Als künstlerischer Autodidakt verliert Hans Kaiser entscheidende Jahre seiner künstlerischen Entwicklung in der Zeit der NS-Didaktur. Als der Zweite Weltkrieg 1945 endet, ist Kaiser bereits 30 Jahre alt, steht in der künstlerischen Entwicklung aber noch am Anfang, da er mehr als ein Jahrzehnt beinahe gänzlich von den Entwicklungen der modernen und zeitgenössischen Kunst abgeschnitten war. Entsprechend stehen die Nachkriegsjahre im Zeichen eines künstlerischen „Aufholens der Modern“ . In der intensiven Auseinandersetzung mit den Klassikern der Moderne wie den Tendenzen der zeitgenössischen Abstraktion präsentiert sich sein Werk als ein Durchlaufen der modernen Kunstgeschichte „im Schnellkurs [...], vom Impressionismus über den Expressionismus und Kubismus bis zur Abstraktion.“ (Zdenek Felix).

Anfang der 1950er Jahre reist Kaiser mehrfach nach Paris, das europäische Zentrum der zeitgenössischen Kunst. Sein Blick gilt aber nicht nur seinen Zeitgenossen, den abstrakten Künstlerinnen und Künstlern der Nouvelle École de Paris, sondern auch bereits kanonisierten Positionen der Moderne, so auch Henri Matisse. 

So wie er sich in anderen Serien mit van Gogh oder den Kubisten auseinandersetzt, so erweist Kaiser 1951 mit einer Reihe von Portraits seiner Frau Hilde dem Maler Matisse seine Reverenz. Mehrfach malt er sie mit deutlichem Bezug auf das Vorbild Matisse, vor allem dessen ikonische Darstellung der Madame Matisse (La Raie verte) von 1905 mit ihrem farblich zweigeteilten Gesicht.

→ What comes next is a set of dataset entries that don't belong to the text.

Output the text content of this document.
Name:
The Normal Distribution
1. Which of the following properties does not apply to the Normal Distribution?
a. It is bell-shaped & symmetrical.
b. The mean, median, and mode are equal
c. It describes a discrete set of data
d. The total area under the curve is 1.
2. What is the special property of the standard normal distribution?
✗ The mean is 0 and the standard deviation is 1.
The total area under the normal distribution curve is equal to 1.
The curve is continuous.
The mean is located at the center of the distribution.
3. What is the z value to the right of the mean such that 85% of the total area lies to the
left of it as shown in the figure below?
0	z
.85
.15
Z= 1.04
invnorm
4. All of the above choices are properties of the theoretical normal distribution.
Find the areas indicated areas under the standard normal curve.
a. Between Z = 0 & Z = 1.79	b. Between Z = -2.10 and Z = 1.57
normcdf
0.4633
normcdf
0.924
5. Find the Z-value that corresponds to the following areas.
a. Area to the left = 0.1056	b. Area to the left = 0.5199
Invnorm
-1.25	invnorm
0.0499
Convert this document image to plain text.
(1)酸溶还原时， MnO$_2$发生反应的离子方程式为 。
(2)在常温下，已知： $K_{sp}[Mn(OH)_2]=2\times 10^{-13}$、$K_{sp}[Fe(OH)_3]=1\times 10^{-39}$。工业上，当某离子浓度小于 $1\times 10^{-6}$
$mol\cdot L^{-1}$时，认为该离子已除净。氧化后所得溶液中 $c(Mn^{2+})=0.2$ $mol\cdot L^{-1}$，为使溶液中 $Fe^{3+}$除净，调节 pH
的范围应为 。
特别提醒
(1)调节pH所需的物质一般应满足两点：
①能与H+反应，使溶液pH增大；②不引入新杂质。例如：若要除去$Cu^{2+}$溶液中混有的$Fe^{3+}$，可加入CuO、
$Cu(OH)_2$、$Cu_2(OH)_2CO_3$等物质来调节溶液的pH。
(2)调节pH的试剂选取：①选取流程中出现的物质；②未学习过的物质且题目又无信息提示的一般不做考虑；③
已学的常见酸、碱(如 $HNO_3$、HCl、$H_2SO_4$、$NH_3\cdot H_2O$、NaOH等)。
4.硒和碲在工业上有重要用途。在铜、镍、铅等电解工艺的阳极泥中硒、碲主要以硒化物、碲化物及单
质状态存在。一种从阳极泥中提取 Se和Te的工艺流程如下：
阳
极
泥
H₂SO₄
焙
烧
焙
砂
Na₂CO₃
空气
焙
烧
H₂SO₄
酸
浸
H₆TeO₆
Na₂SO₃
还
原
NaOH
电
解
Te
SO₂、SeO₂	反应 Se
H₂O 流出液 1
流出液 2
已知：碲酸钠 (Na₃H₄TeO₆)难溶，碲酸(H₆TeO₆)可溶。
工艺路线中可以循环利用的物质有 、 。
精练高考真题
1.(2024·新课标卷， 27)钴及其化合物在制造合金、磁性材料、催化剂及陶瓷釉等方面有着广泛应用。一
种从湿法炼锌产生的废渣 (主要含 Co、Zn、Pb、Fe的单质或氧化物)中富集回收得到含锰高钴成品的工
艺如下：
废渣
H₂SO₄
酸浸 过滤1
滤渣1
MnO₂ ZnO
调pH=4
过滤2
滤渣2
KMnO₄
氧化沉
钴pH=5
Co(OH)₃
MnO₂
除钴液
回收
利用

Hilde mit Anemonen, 1951, Tempera auf Papier, 85,5 × 60,5 cm, Märkisches Museum Witten
Hilde mit Anemonen, 1951, Tempera auf Papier, 85,5 × 60,5 cm, Märkisches Museum Witten

In anderen Darstellungen verweisen etwa die von Matisse vielfach dargestellten Anemonen auf das Vorbild. Zugleich deutet sich in der Auflösung des Bildraumes in gestisch bewegte Farbflächen die spätere Entwicklung Kaisers an, der auch in seinen informellen Arbeiten die Dynamik der Geste immer in Relation zum Wechselspiel der Farben setzt.